Things are better among those given biological medicines, although almost one out of three (28%) admit that sometimes they forget or skip a dose or more of their medicines.
The survey, which was presented at the annual European Congress of Rheumatology which takes place in London, also revealed that for one of three (31%) patients the major barrier to treatment adherence is the physician’s visit cost, followed by the need of using someone else to pick the medicine due to patients’ inability (18%) and by the difficulty of booking an appointment with a specialist (15%).
Additional barriers are pharmacy’s distance from the patient’s home (31%) plus a long waiting time (17%).

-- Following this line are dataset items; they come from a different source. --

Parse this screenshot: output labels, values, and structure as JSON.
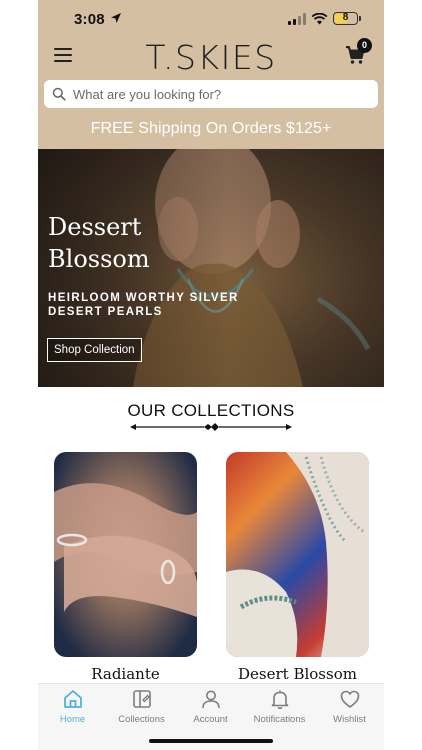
{
  "status_bar": {
    "time": "3:08",
    "battery": "8"
  },
  "header": {
    "brand": "T.SKIES",
    "cart_count": "0"
  },
  "search": {
    "placeholder": "What are you looking for?"
  },
  "promo": {
    "text": "FREE Shipping On Orders $125+"
  },
  "hero": {
    "title_line1": "Dessert",
    "title_line2": "Blossom",
    "subtitle_line1": "HEIRLOOM WORTHY SILVER",
    "subtitle_line2": "DESERT PEARLS",
    "button": "Shop Collection"
  },
  "collections": {
    "heading": "OUR COLLECTIONS",
    "items": [
      {
        "label": "Radiante"
      },
      {
        "label": "Desert Blossom"
      }
    ]
  },
  "tabs": [
    {
      "label": "Home",
      "icon": "home-icon",
      "active": true
    },
    {
      "label": "Collections",
      "icon": "collections-icon",
      "active": false
    },
    {
      "label": "Account",
      "icon": "account-icon",
      "active": false
    },
    {
      "label": "Notifications",
      "icon": "bell-icon",
      "active": false
    },
    {
      "label": "Wishlist",
      "icon": "heart-icon",
      "active": false
    }
  ],
  "colors": {
    "header_bg": "#d4bfa3",
    "accent": "#4fb3d9",
    "tab_inactive": "#7d7d7d"
  }
}
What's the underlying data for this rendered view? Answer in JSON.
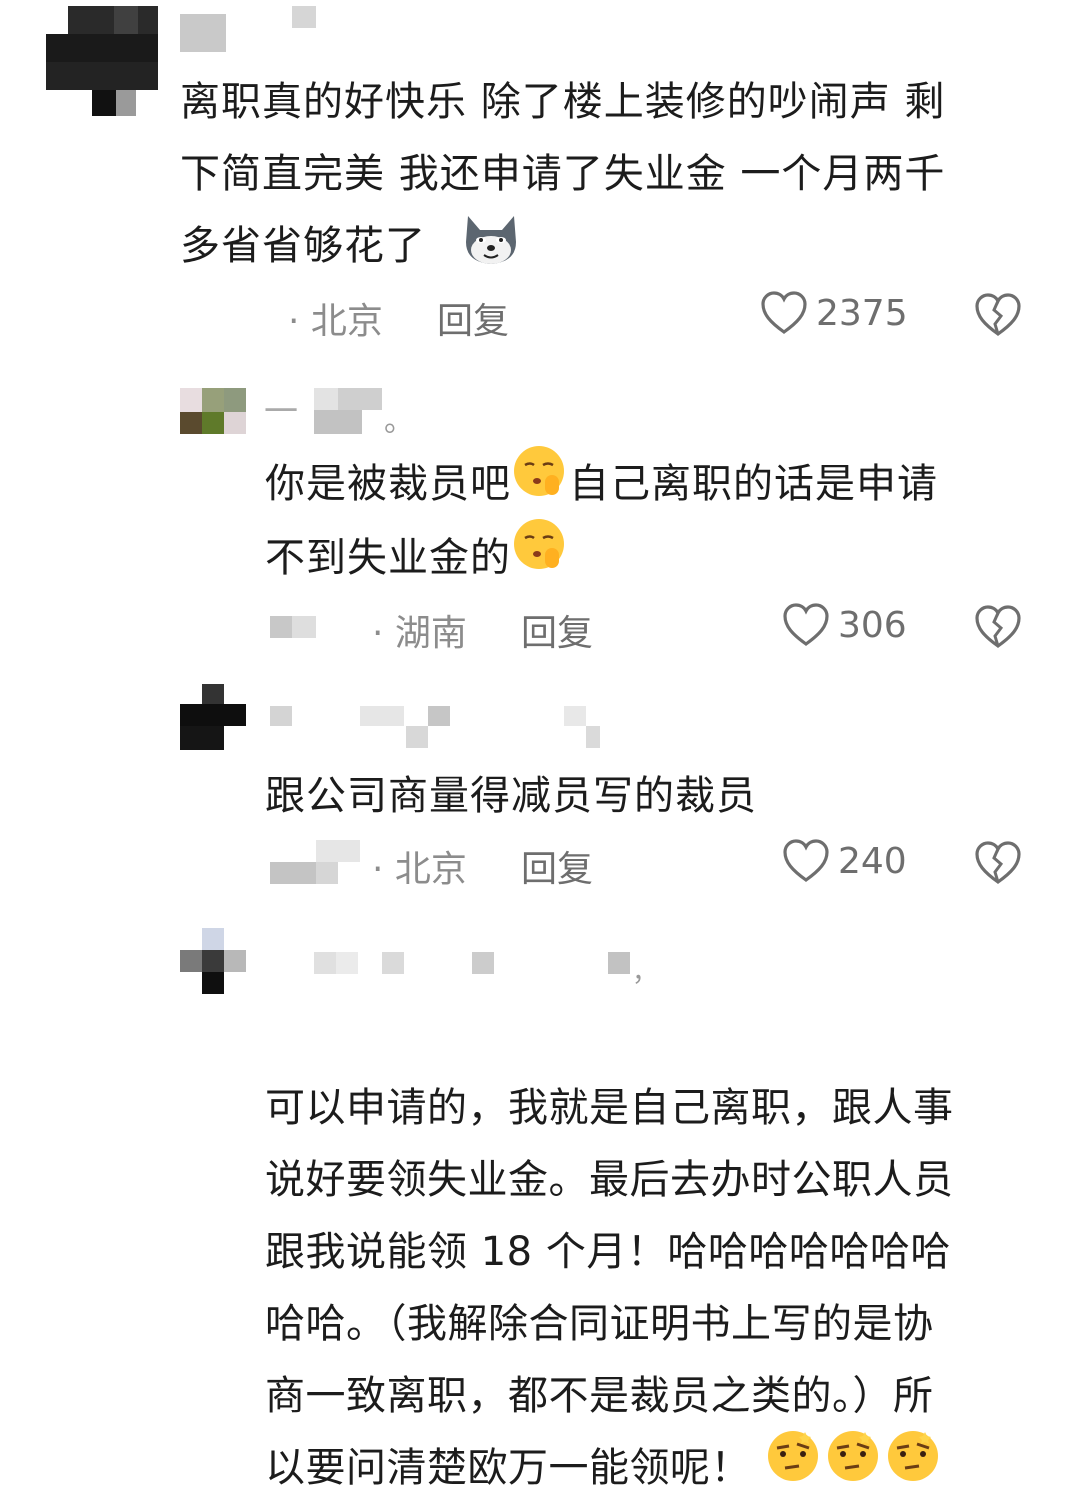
{
  "comments": [
    {
      "text": "离职真的好快乐 除了楼上装修的吵闹声 剩\n下简直完美 我还申请了失业金 一个月两千\n多省省够花了",
      "location": "· 北京",
      "reply": "回复",
      "likes": "2375",
      "emoji": "dog-face-emoji"
    },
    {
      "text_part1": "你是被裁员吧",
      "text_part2": "自己离职的话是申请",
      "text_line2": "不到失业金的",
      "location": "· 湖南",
      "reply": "回复",
      "likes": "306",
      "emoji": "shushing-face-emoji"
    },
    {
      "text": "跟公司商量得减员写的裁员",
      "location": "· 北京",
      "reply": "回复",
      "likes": "240"
    },
    {
      "text": "可以申请的，我就是自己离职，跟人事\n说好要领失业金。最后去办时公职人员\n跟我说能领 18 个月！哈哈哈哈哈哈哈\n哈哈。（我解除合同证明书上写的是协\n商一致离职，都不是裁员之类的。）所\n以要问清楚欧万一能领呢！",
      "emoji": "thinking-face-emoji"
    }
  ],
  "usernames": {
    "c2_suffix": "一",
    "c2_end": "。",
    "c4_end": "，"
  },
  "colors": {
    "text": "#1c1c1c",
    "meta": "#8c8c8c",
    "icon": "#6e6e6e"
  }
}
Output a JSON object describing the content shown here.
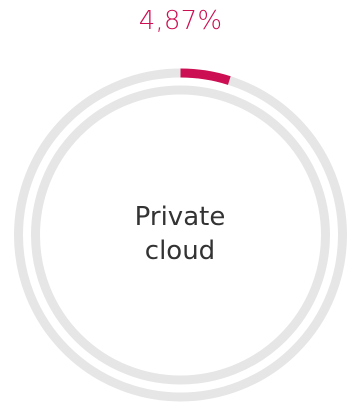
{
  "chart_data": {
    "type": "pie",
    "percent_label": "4,87%",
    "value_percent": 4.87,
    "center_label_lines": [
      "Private",
      "cloud"
    ],
    "colors": {
      "accent": "#cc0e52",
      "track": "#e6e6e6",
      "text": "#333333"
    }
  }
}
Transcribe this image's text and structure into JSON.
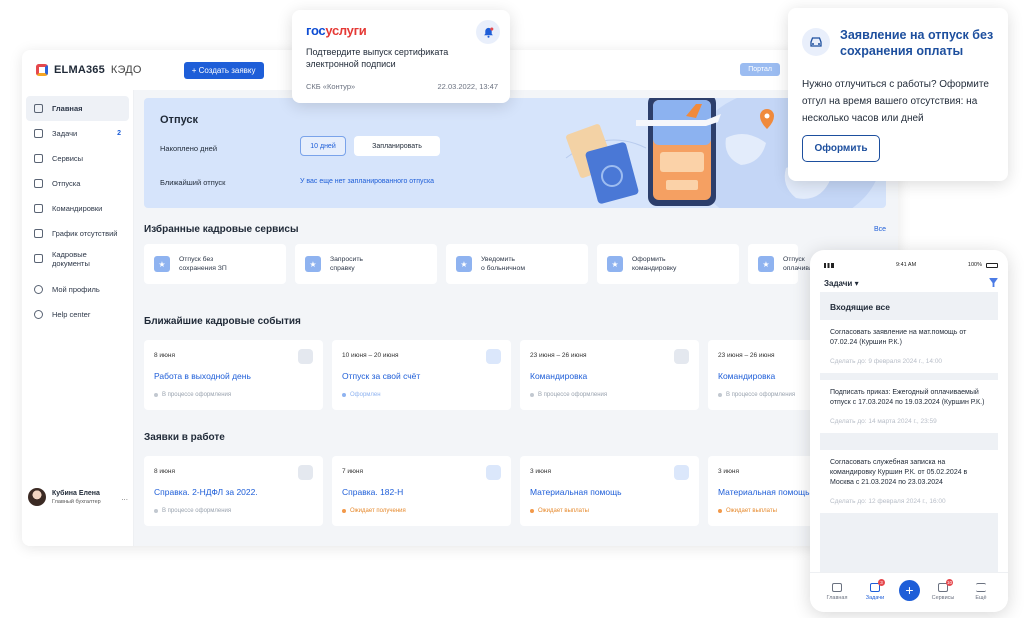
{
  "app": {
    "logo_brand": "ELMA365",
    "logo_product": "КЭДО",
    "create_button": "+ Создать заявку",
    "portal_button": "Портал"
  },
  "sidebar": {
    "items": [
      {
        "label": "Главная",
        "icon": "home-icon"
      },
      {
        "label": "Задачи",
        "icon": "tasks-icon",
        "badge": "2"
      },
      {
        "label": "Сервисы",
        "icon": "services-icon"
      },
      {
        "label": "Отпуска",
        "icon": "vacation-icon"
      },
      {
        "label": "Командировки",
        "icon": "plane-icon"
      },
      {
        "label": "График отсутствий",
        "icon": "calendar-icon"
      },
      {
        "label": "Кадровые документы",
        "icon": "document-icon"
      },
      {
        "label": "Мой профиль",
        "icon": "user-icon"
      },
      {
        "label": "Help center",
        "icon": "help-icon"
      }
    ],
    "profile": {
      "name": "Кубина Елена",
      "role": "Главный бухгалтер",
      "more": "..."
    }
  },
  "vacation": {
    "title": "Отпуск",
    "accrued_label": "Накоплено дней",
    "accrued_value": "10 дней",
    "plan_button": "Запланировать",
    "next_label": "Ближайший отпуск",
    "next_value": "У вас еще нет запланированного отпуска"
  },
  "services": {
    "title": "Избранные кадровые сервисы",
    "all_link": "Все",
    "items": [
      {
        "line1": "Отпуск без",
        "line2": "сохранения ЗП"
      },
      {
        "line1": "Запросить",
        "line2": "справку"
      },
      {
        "line1": "Уведомить",
        "line2": "о больничном"
      },
      {
        "line1": "Оформить",
        "line2": "командировку"
      },
      {
        "line1": "Отпуск",
        "line2": "оплачиваемый"
      }
    ]
  },
  "events": {
    "title": "Ближайшие кадровые события",
    "items": [
      {
        "date": "8 июня",
        "title": "Работа в выходной день",
        "status": "В процессе оформления",
        "status_type": "gray"
      },
      {
        "date": "10 июня – 20 июня",
        "title": "Отпуск за свой счёт",
        "status": "Оформлен",
        "status_type": "blue"
      },
      {
        "date": "23 июня – 26 июня",
        "title": "Командировка",
        "status": "В процессе оформления",
        "status_type": "gray"
      },
      {
        "date": "23 июня – 26 июня",
        "title": "Командировка",
        "status": "В процессе оформления",
        "status_type": "gray"
      }
    ]
  },
  "requests": {
    "title": "Заявки в работе",
    "items": [
      {
        "date": "8 июня",
        "title": "Справка. 2-НДФЛ за 2022.",
        "status": "В процессе оформления",
        "status_type": "gray"
      },
      {
        "date": "7 июня",
        "title": "Справка. 182-Н",
        "status": "Ожидает получения",
        "status_type": "orange"
      },
      {
        "date": "3 июня",
        "title": "Материальная помощь",
        "status": "Ожидает выплаты",
        "status_type": "orange"
      },
      {
        "date": "3 июня",
        "title": "Материальная помощь",
        "status": "Ожидает выплаты",
        "status_type": "orange"
      }
    ]
  },
  "gosuslugi": {
    "logo_part1": "гос",
    "logo_part2": "услуги",
    "message": "Подтвердите выпуск сертификата электронной подписи",
    "from": "СКБ «Контур»",
    "time": "22.03.2022, 13:47"
  },
  "leave_popup": {
    "title": "Заявление на отпуск без сохранения оплаты",
    "body": "Нужно отлучиться с работы? Оформите отгул на время вашего отсутствия: на несколько часов или дней",
    "button": "Оформить"
  },
  "mobile": {
    "time": "9:41 AM",
    "battery": "100%",
    "header": "Задачи ▾",
    "section": "Входящие все",
    "tasks": [
      {
        "text": "Согласовать заявление на мат.помощь от 07.02.24 (Куршин Р.К.)",
        "due": "Сделать до: 9 февраля 2024 г., 14:00"
      },
      {
        "text": "Подписать приказ: Ежегодный оплачиваемый отпуск с 17.03.2024 по 19.03.2024 (Куршин Р.К.)",
        "due": "Сделать до: 14 марта 2024 г., 23:59"
      },
      {
        "text": "Согласовать служебная записка на командировку Куршин Р.К. от 05.02.2024 в Москва с 21.03.2024 по 23.03.2024",
        "due": "Сделать до: 12 февраля 2024 г., 16:00"
      }
    ],
    "tabs": [
      {
        "label": "Главная",
        "badge": ""
      },
      {
        "label": "Задачи",
        "badge": "3"
      },
      {
        "label": "Сервисы",
        "badge": "10"
      },
      {
        "label": "Ещё",
        "badge": ""
      }
    ]
  },
  "colors": {
    "accent": "#1e5ed8",
    "hero_bg": "#d6e4fb",
    "popup_title": "#1d4f9e",
    "warning": "#f2994a"
  }
}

«Early active treatment of rheumatoid arthritis by a rheumatologist and adherence to the prescribed medicines are crucial factors for inducing remission and preventing irreversible damage caused by RA» said Mr. Vlasis Stathakopoulos, Associate Professor, Department of Marketing & Communication, Athens University of Economics and Business.
«However, Greece’s fiscal situation has inevitably impacted the healthcare sector by raising barriers to patient access to treatment and limits to patient and doctor education.
»Our findings suggest that appropriately educating the public about RA’s symptoms and the need to visit the appropriate physician is of outmost importance. It is also necessary to remove the barriers to treatment and facilitate access of RA patients to it».